AI2 shows off an open, Q&A-focused rival to GPT3

OpenAI’s impressive AI language model GPT-3 has plenty of things going it, but with 175 billion parameters no one would claim it’s particularly streamlined. The Allen Institute for AI (AI2) has demonstrated a model that performs as well or better than GPT-3 on answering questions, but is a tenth the size.

Macaw, AI2’s model, emerged from research being done at the nonprofit into creating an AI that performs at human levels on standardized tests.

“After we got a very high score they moved on to harder questions,” said AI2 head Oren Etzioni. “There’s this paradox where sometimes the questions that are easiest for people are the hardest for machines — and the biggest gap was in common sense.”

For instance, he said, asking “When did Tom Hanks land on the moon?” GPT-3 says 1995, since that’s when the film Apollo 13 came out. But Macaw correctly notes that, as far as we know, Tom Hanks has in fact never been to the moon.

AI2 has published a collection of examples (“demo” is probably too strong a word) that illustrate the difference, with Macaw often providing the better answer to a variety of tricky and not-so-tricky questions.

It’s humorous to compare the two, as sometimes they both miss or give absurd answers at a pretty high rate. Macaw is good at tracking who did what, but is convinced snakes have legs. GPT-3’s answers are confident (perhaps overly so) and readable, even when they amount to conspiracy theories like that COVID-19 is “a new, experimental, and potentially dangerous drug.”

A couple examples:

  • How would you make a marriage stronger?
    Macaw: Communicate
    GPT-3: I would make sure that I was the one who was always right.
  • If a bird didn’t have wings, how would it be affected?
    Macaw: It would be unable to fly
    GPT-3: It would be a bad bird.
  • You poured yourself a glass of cranberry juice, but then absentmindedly, you poured about a teaspoon of grape juice into it. It looks OK. You try sniffing it, but you have a bad cold, so you can’t smell anything. You are very thirsty. So you drink it. What happens next?
    Macaw: You get sick
    GPT-3: You will probably die
  • How does a snake move around?
    Macaw: By slithering on all fours
    GPT-3: Snakes move by using their muscles to push against the ground. They can move in any direction, but they cannot move backwards.

Clearly there’s still a ways to go in creating a question-answering AI that doesn’t trip up on basic questions that a child could answer. But it’s also worth noting that Macaw achieves a similar level of success with a far, far less data-intensive process. Etzioni was clear that this is not meant to be a GPT-3 replacement in any way, just another step in the research going on worldwide to advance the ball on language generation and understanding.

“GPT-3 is amazing, but it only came out 18 months ago, and access is limited,” he said. The capabilities it demonstrated are remarkable, “But we’re learning you can do more with less. Sometimes you have to build something with 175 billion parameters to say, well, maybe we can do this with 10 billion.”

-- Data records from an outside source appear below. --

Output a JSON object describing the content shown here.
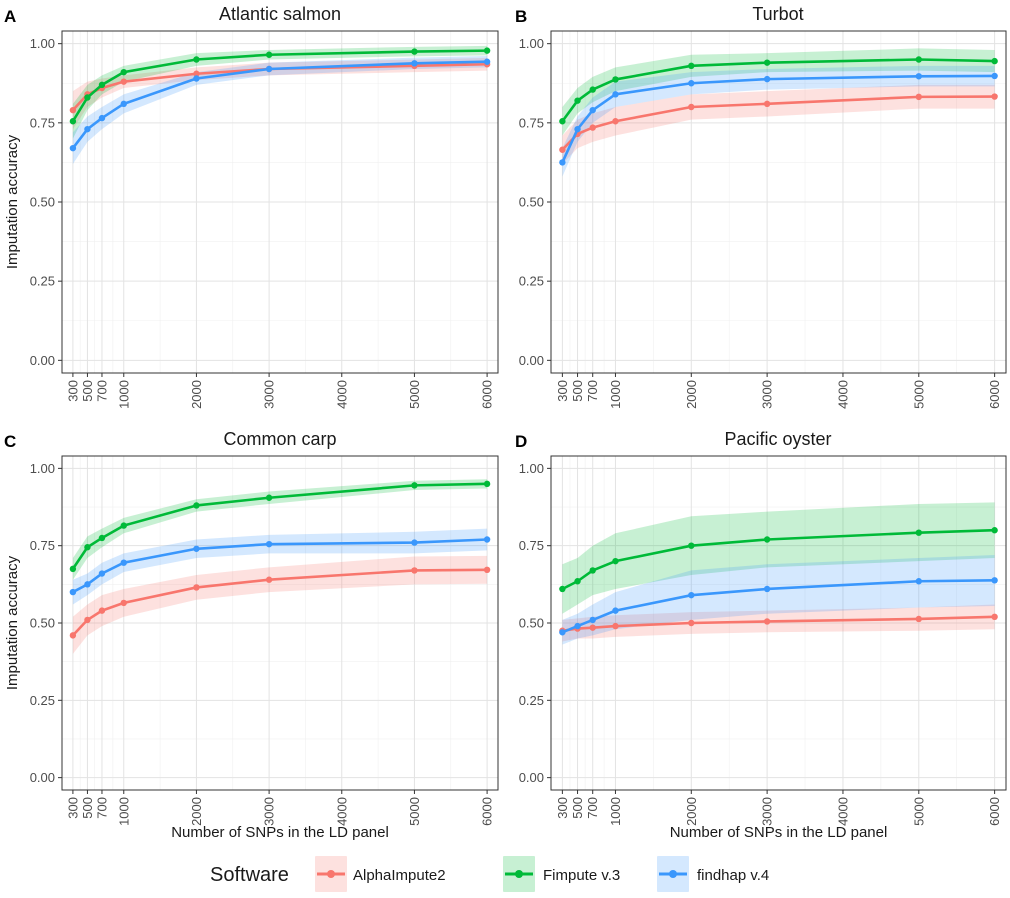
{
  "figure": {
    "legend": {
      "title": "Software",
      "entries": [
        {
          "name": "AlphaImpute2",
          "color": "#F8766D"
        },
        {
          "name": "Fimpute v.3",
          "color": "#00BA38"
        },
        {
          "name": "findhap v.4",
          "color": "#3A97FC"
        }
      ]
    }
  },
  "chart_data": [
    {
      "panel": "A",
      "type": "line",
      "title": "Atlantic salmon",
      "xlabel": "",
      "ylabel": "Imputation accuracy",
      "x": [
        300,
        500,
        700,
        1000,
        2000,
        3000,
        5000,
        6000
      ],
      "xticks": [
        300,
        500,
        700,
        1000,
        2000,
        3000,
        4000,
        5000,
        6000
      ],
      "yticks": [
        "0.00",
        "0.25",
        "0.50",
        "0.75",
        "1.00"
      ],
      "xlim": [
        150,
        6150
      ],
      "ylim": [
        -0.04,
        1.04
      ],
      "series": [
        {
          "name": "AlphaImpute2",
          "color": "#F8766D",
          "values": [
            0.79,
            0.84,
            0.86,
            0.88,
            0.905,
            0.92,
            0.93,
            0.935
          ],
          "lower": [
            0.73,
            0.8,
            0.83,
            0.86,
            0.885,
            0.9,
            0.91,
            0.915
          ],
          "upper": [
            0.85,
            0.88,
            0.89,
            0.9,
            0.925,
            0.94,
            0.95,
            0.955
          ]
        },
        {
          "name": "Fimpute v.3",
          "color": "#00BA38",
          "values": [
            0.755,
            0.83,
            0.87,
            0.91,
            0.95,
            0.965,
            0.975,
            0.978
          ],
          "lower": [
            0.7,
            0.79,
            0.84,
            0.88,
            0.93,
            0.95,
            0.96,
            0.963
          ],
          "upper": [
            0.81,
            0.87,
            0.9,
            0.93,
            0.97,
            0.98,
            0.99,
            0.993
          ]
        },
        {
          "name": "findhap v.4",
          "color": "#3A97FC",
          "values": [
            0.67,
            0.73,
            0.765,
            0.81,
            0.89,
            0.92,
            0.938,
            0.943
          ],
          "lower": [
            0.62,
            0.69,
            0.73,
            0.78,
            0.87,
            0.9,
            0.92,
            0.925
          ],
          "upper": [
            0.72,
            0.77,
            0.8,
            0.84,
            0.91,
            0.94,
            0.956,
            0.961
          ]
        }
      ]
    },
    {
      "panel": "B",
      "type": "line",
      "title": "Turbot",
      "xlabel": "",
      "ylabel": "",
      "x": [
        300,
        500,
        700,
        1000,
        2000,
        3000,
        5000,
        6000
      ],
      "xticks": [
        300,
        500,
        700,
        1000,
        2000,
        3000,
        4000,
        5000,
        6000
      ],
      "yticks": [
        "0.00",
        "0.25",
        "0.50",
        "0.75",
        "1.00"
      ],
      "xlim": [
        150,
        6150
      ],
      "ylim": [
        -0.04,
        1.04
      ],
      "series": [
        {
          "name": "AlphaImpute2",
          "color": "#F8766D",
          "values": [
            0.665,
            0.715,
            0.735,
            0.755,
            0.8,
            0.81,
            0.832,
            0.833
          ],
          "lower": [
            0.62,
            0.67,
            0.69,
            0.71,
            0.76,
            0.77,
            0.795,
            0.795
          ],
          "upper": [
            0.71,
            0.76,
            0.78,
            0.8,
            0.84,
            0.85,
            0.87,
            0.87
          ]
        },
        {
          "name": "Fimpute v.3",
          "color": "#00BA38",
          "values": [
            0.755,
            0.82,
            0.855,
            0.887,
            0.93,
            0.94,
            0.95,
            0.945
          ],
          "lower": [
            0.71,
            0.78,
            0.815,
            0.85,
            0.895,
            0.91,
            0.915,
            0.91
          ],
          "upper": [
            0.8,
            0.86,
            0.895,
            0.925,
            0.965,
            0.97,
            0.985,
            0.98
          ]
        },
        {
          "name": "findhap v.4",
          "color": "#3A97FC",
          "values": [
            0.625,
            0.73,
            0.79,
            0.84,
            0.875,
            0.888,
            0.897,
            0.898
          ],
          "lower": [
            0.58,
            0.69,
            0.75,
            0.8,
            0.84,
            0.855,
            0.865,
            0.865
          ],
          "upper": [
            0.67,
            0.77,
            0.83,
            0.88,
            0.91,
            0.92,
            0.93,
            0.93
          ]
        }
      ]
    },
    {
      "panel": "C",
      "type": "line",
      "title": "Common carp",
      "xlabel": "Number of SNPs in the LD panel",
      "ylabel": "Imputation accuracy",
      "x": [
        300,
        500,
        700,
        1000,
        2000,
        3000,
        5000,
        6000
      ],
      "xticks": [
        300,
        500,
        700,
        1000,
        2000,
        3000,
        4000,
        5000,
        6000
      ],
      "yticks": [
        "0.00",
        "0.25",
        "0.50",
        "0.75",
        "1.00"
      ],
      "xlim": [
        150,
        6150
      ],
      "ylim": [
        -0.04,
        1.04
      ],
      "series": [
        {
          "name": "AlphaImpute2",
          "color": "#F8766D",
          "values": [
            0.46,
            0.51,
            0.54,
            0.565,
            0.615,
            0.64,
            0.67,
            0.672
          ],
          "lower": [
            0.4,
            0.46,
            0.49,
            0.52,
            0.575,
            0.6,
            0.625,
            0.627
          ],
          "upper": [
            0.52,
            0.56,
            0.59,
            0.61,
            0.655,
            0.68,
            0.715,
            0.717
          ]
        },
        {
          "name": "Fimpute v.3",
          "color": "#00BA38",
          "values": [
            0.675,
            0.745,
            0.775,
            0.815,
            0.88,
            0.905,
            0.945,
            0.95
          ],
          "lower": [
            0.64,
            0.71,
            0.745,
            0.79,
            0.86,
            0.885,
            0.93,
            0.935
          ],
          "upper": [
            0.71,
            0.78,
            0.805,
            0.84,
            0.9,
            0.925,
            0.96,
            0.965
          ]
        },
        {
          "name": "findhap v.4",
          "color": "#3A97FC",
          "values": [
            0.6,
            0.625,
            0.66,
            0.695,
            0.74,
            0.755,
            0.76,
            0.77
          ],
          "lower": [
            0.56,
            0.59,
            0.625,
            0.665,
            0.71,
            0.725,
            0.725,
            0.735
          ],
          "upper": [
            0.64,
            0.66,
            0.695,
            0.725,
            0.77,
            0.785,
            0.795,
            0.805
          ]
        }
      ]
    },
    {
      "panel": "D",
      "type": "line",
      "title": "Pacific oyster",
      "xlabel": "Number of SNPs in the LD panel",
      "ylabel": "",
      "x": [
        300,
        500,
        700,
        1000,
        2000,
        3000,
        5000,
        6000
      ],
      "xticks": [
        300,
        500,
        700,
        1000,
        2000,
        3000,
        4000,
        5000,
        6000
      ],
      "yticks": [
        "0.00",
        "0.25",
        "0.50",
        "0.75",
        "1.00"
      ],
      "xlim": [
        150,
        6150
      ],
      "ylim": [
        -0.04,
        1.04
      ],
      "series": [
        {
          "name": "AlphaImpute2",
          "color": "#F8766D",
          "values": [
            0.475,
            0.482,
            0.485,
            0.49,
            0.5,
            0.505,
            0.513,
            0.52
          ],
          "lower": [
            0.44,
            0.45,
            0.45,
            0.455,
            0.465,
            0.47,
            0.475,
            0.48
          ],
          "upper": [
            0.51,
            0.515,
            0.52,
            0.525,
            0.535,
            0.54,
            0.55,
            0.56
          ]
        },
        {
          "name": "Fimpute v.3",
          "color": "#00BA38",
          "values": [
            0.61,
            0.635,
            0.67,
            0.7,
            0.75,
            0.77,
            0.792,
            0.8
          ],
          "lower": [
            0.53,
            0.56,
            0.59,
            0.61,
            0.655,
            0.68,
            0.7,
            0.71
          ],
          "upper": [
            0.69,
            0.71,
            0.75,
            0.79,
            0.845,
            0.86,
            0.885,
            0.89
          ]
        },
        {
          "name": "findhap v.4",
          "color": "#3A97FC",
          "values": [
            0.47,
            0.49,
            0.51,
            0.54,
            0.59,
            0.61,
            0.635,
            0.638
          ],
          "lower": [
            0.43,
            0.45,
            0.46,
            0.48,
            0.51,
            0.53,
            0.55,
            0.555
          ],
          "upper": [
            0.51,
            0.53,
            0.56,
            0.6,
            0.67,
            0.69,
            0.71,
            0.72
          ]
        }
      ]
    }
  ]
}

A good question-answering AI isn’t just good for party tricks, but is central to things like voice-powered search. A local model that can answer simple questions quickly and correctly without consulting outside sources is fundamentally valuable, and it’s unlikely your Amazon Echo is going to run GPT-3 — it would be like buying a semi truck to go to the grocery store with. Large scale models will continue to be useful, but pared-down ones will likely be the ones being deployed.

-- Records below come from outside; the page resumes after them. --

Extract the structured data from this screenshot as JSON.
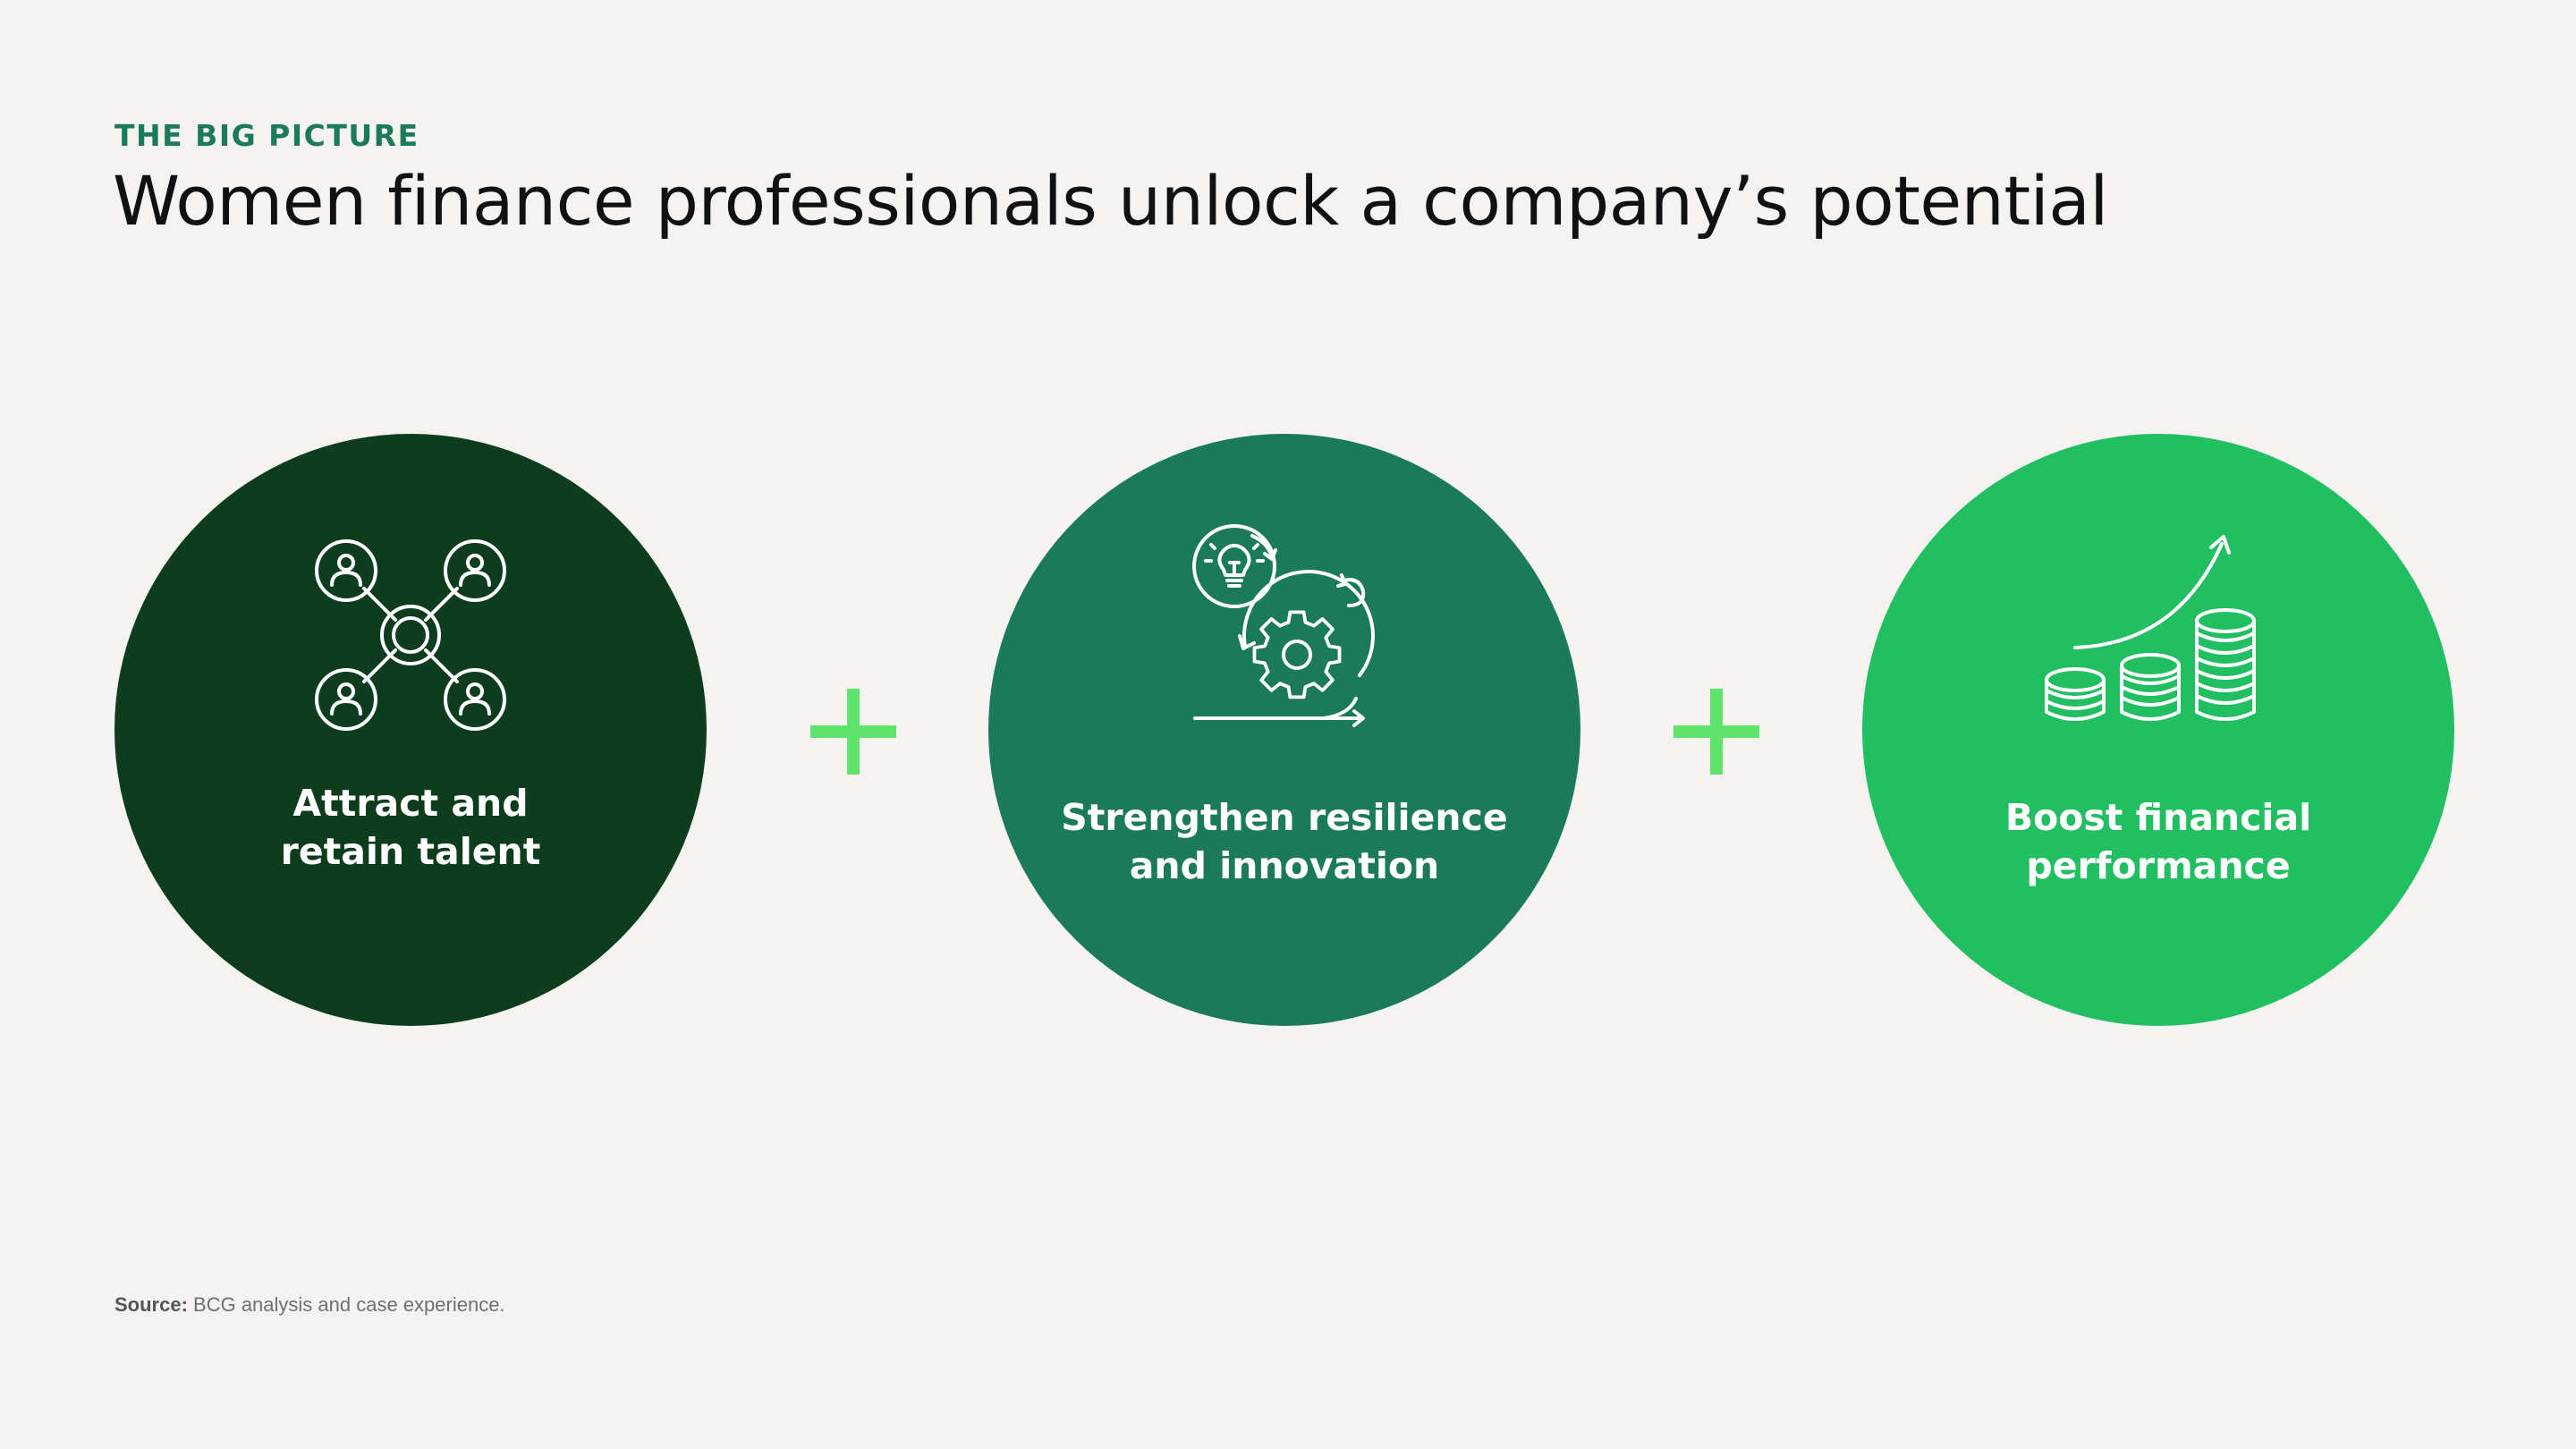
{
  "header": {
    "eyebrow": "THE BIG PICTURE",
    "title": "Women finance professionals unlock a company’s potential"
  },
  "pillars": [
    {
      "label_line1": "Attract and",
      "label_line2": "retain talent",
      "icon": "network-people-icon",
      "color": "#0e3d1d"
    },
    {
      "label_line1": "Strengthen resilience",
      "label_line2": "and innovation",
      "icon": "lightbulb-gear-cycle-icon",
      "color": "#1b7a5a"
    },
    {
      "label_line1": "Boost financial",
      "label_line2": "performance",
      "icon": "coins-growth-icon",
      "color": "#21bf61"
    }
  ],
  "connectors": {
    "symbol": "plus-icon",
    "color": "#5ee36c"
  },
  "footer": {
    "source_label": "Source:",
    "source_text": " BCG analysis and case experience."
  }
}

A part of Macaw not on display, but being actively pursued by the AI2 team, is explaining the answer. Why does Macaw think snakes have legs? If it can’t explain that, it’s hard to figure out where the model went wrong. But Etzioni said that this is an interesting and difficult process on its own.

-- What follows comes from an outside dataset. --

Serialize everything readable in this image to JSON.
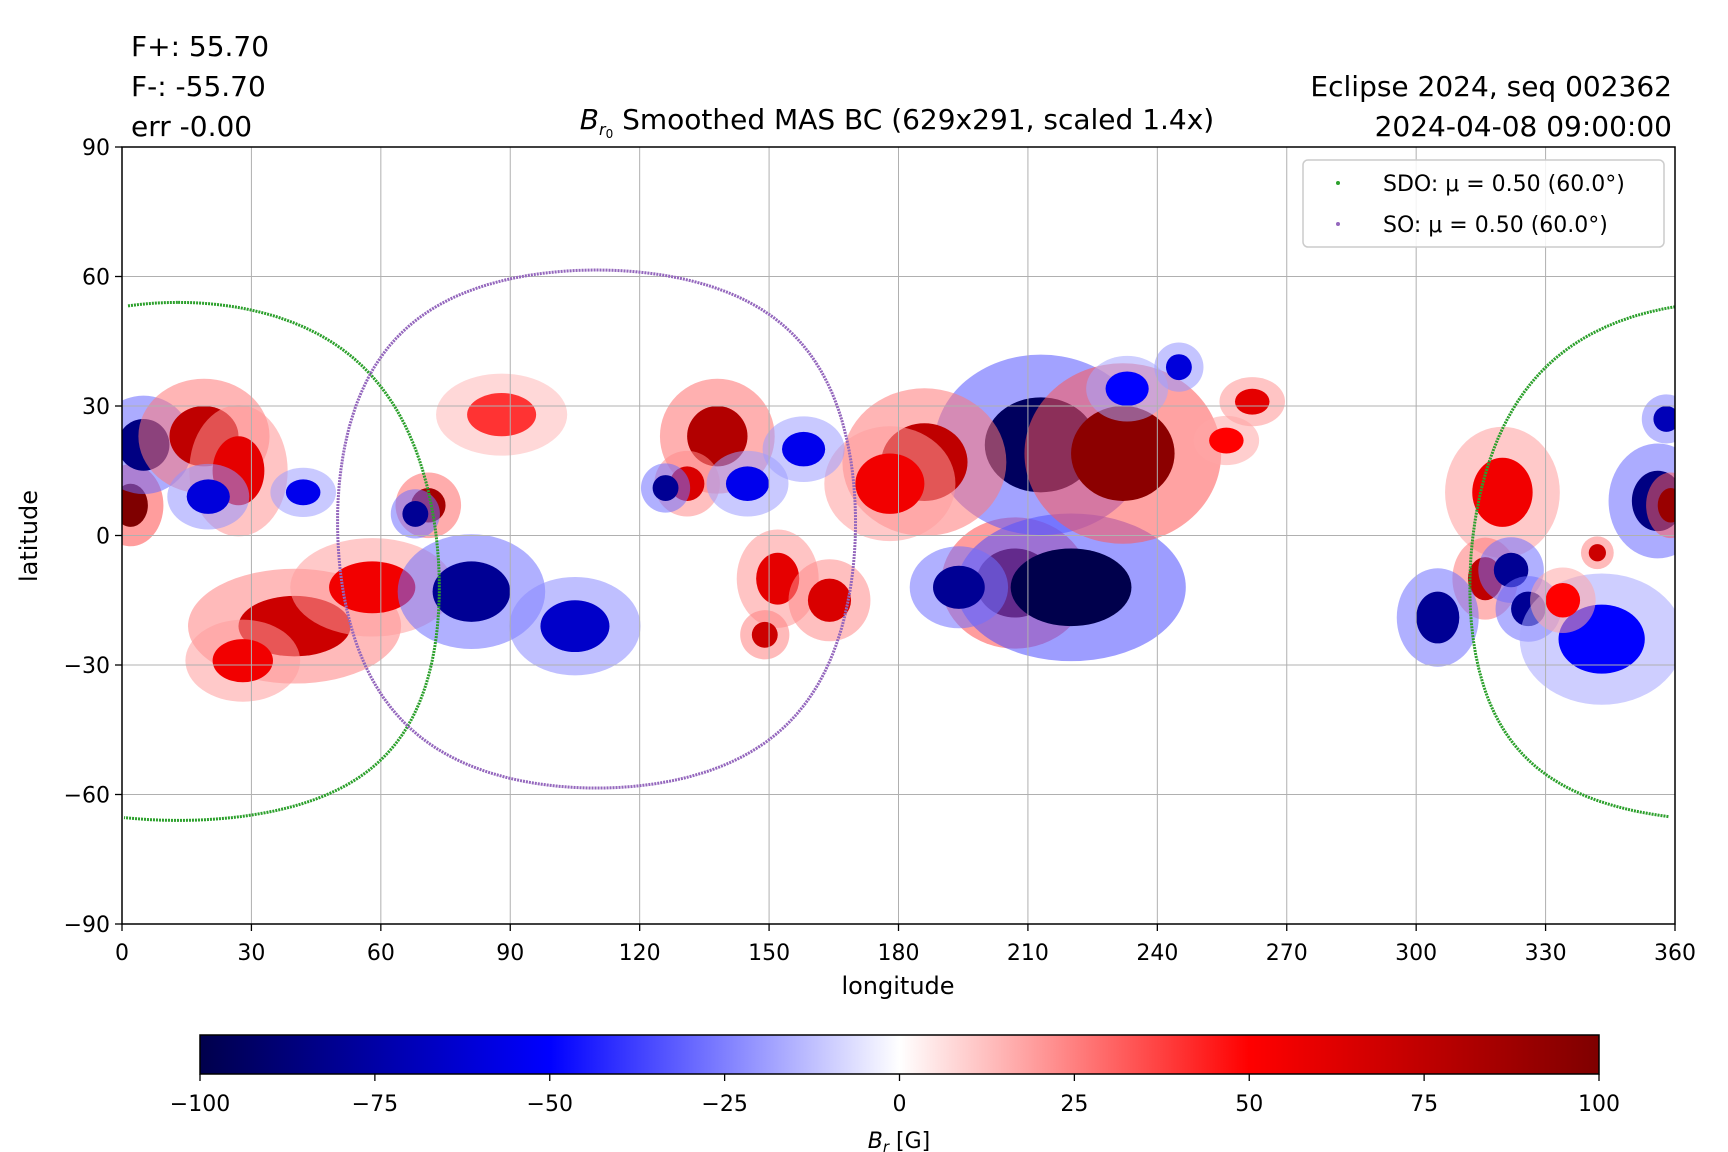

“The problem with explanations is they can be really misleading,” he said. He cited an example where Netflix “explains” why it recommended a show to a viewer — but it’s not the real explanation, which has to do with complex statistical models. People don’t want to hear what’s relevant to the machine but rather to their own mind.

“Our team is building these bona fide explanations,” said Etzioni, noting they had published some work but that it isn’t ready for public consumption.

However, like most stuff AI2 builds, Macaw is open source. If you’re curious about it, the code is here to play with, so go to town.